Die Cellosonaten

Johannes Brahms

Zwei Sonaten für Violoncello und Klavier hat Brahms vorgelegt. Die erste, in e-Moll, war die erste Duosonate aus seiner Feder - und brauchte wie die erste Symphonie Jahre zum Reifen. Die ersten Sätze des Werks waren schon 1862 fertiggestellt. Das Finale fand der Komponist erst drei Jahre später.

Sonate Nr. 1 e-Moll op. 38

  • Allegro non troppo,
  • Allegretto quasi Menuetto
  • Allegro
  • Vor Drucklegung machte Brahms aus dem viersätzig angelegten Werk doch noch einen Dreisätzer und eliminierte das Adagio. Nun steht das Allegretto quasi Menuetto als eine Art Intermezzo zwischen zwei durchaus dramatischen Ecksätzen. Daß sich Brahms mit dem Finale Zeit gelassen hatte, könnte mit ausführlichen kontrapunktischen Studien zu tun haben: Das Vorbild Bach klingt nicht nur in der Themenbildung (»Die Kunst der Fuge«!) nach, sondern vor allem in der komplexen Faktur des Satzes, der fugiert gearbeitet ist - und, typisch für die konzentrierte Denkungsweise dieses Komponisten, kurze Ansätze zu lyrischen Zwischenspielen aus dem Material des kontrapunktischen Hauptsatzes gewinnt.

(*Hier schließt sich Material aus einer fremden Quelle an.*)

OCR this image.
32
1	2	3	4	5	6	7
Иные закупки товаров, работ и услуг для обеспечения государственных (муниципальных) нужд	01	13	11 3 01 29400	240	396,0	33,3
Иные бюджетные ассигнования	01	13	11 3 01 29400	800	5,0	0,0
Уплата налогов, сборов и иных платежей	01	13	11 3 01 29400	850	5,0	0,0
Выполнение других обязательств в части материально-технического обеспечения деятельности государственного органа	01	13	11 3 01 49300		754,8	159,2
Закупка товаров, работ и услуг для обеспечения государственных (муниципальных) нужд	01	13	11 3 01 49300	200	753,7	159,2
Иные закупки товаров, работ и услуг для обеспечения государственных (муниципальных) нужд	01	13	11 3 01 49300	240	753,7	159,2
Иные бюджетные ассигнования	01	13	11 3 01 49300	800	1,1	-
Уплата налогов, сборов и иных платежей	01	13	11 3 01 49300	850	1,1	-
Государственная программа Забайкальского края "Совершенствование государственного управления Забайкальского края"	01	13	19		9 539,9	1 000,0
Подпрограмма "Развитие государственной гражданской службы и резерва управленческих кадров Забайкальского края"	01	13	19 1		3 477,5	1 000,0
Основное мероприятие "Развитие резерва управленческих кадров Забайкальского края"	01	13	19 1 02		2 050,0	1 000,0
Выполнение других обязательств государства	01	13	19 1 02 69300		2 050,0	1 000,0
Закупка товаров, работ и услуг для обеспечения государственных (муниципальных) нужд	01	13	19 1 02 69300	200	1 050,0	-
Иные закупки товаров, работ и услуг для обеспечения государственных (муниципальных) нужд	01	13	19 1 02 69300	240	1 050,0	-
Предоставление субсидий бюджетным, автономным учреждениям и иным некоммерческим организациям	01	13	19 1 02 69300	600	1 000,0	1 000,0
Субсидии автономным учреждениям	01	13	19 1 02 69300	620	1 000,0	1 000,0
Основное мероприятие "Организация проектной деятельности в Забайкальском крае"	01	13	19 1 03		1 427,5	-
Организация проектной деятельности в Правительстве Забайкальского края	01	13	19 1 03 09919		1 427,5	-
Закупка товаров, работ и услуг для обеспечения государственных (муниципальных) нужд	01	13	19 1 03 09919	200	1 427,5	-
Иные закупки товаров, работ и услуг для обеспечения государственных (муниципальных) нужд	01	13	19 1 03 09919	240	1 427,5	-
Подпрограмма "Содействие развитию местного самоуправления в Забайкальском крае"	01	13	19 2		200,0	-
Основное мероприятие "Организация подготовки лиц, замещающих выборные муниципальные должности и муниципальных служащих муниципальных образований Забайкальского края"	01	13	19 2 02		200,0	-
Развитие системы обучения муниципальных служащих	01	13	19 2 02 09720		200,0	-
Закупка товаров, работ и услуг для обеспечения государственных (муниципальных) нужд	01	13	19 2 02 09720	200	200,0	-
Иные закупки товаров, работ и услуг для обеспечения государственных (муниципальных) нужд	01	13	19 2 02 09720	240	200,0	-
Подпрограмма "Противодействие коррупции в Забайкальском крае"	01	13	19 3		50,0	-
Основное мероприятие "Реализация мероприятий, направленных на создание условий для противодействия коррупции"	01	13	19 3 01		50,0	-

    Die ersten Aufführungen fanden in privatem Kreis statt - mit Brahms am Klavier und dem Widmungsträger Joseph Gänsbacher als Cellisten. Als Gänsbacher sich beschwerte, daß Brahms zu laut spiele, er könne sein eigenes Spiel nicht mehr hören, entgegnete Brahms gewohnt zynisch: »Umso besser für Sie!«

    Der Vorkämpfer für das Werk, das Brahms seinem Verleger Simrock gegenüber als leicht aufführbar deklarierte, war der Cellovirtuose → Robert Hausmann, dem der Komponist als Dank für seinen Einsatz zwanzig Jahre später die Sonate Nr. 2 widmete und neben Joseph Joachim 1887 auch zum Uraufführungs-Solisten seines letzten Instrumentalkonzerts, des Doppelkonzerts erwählte.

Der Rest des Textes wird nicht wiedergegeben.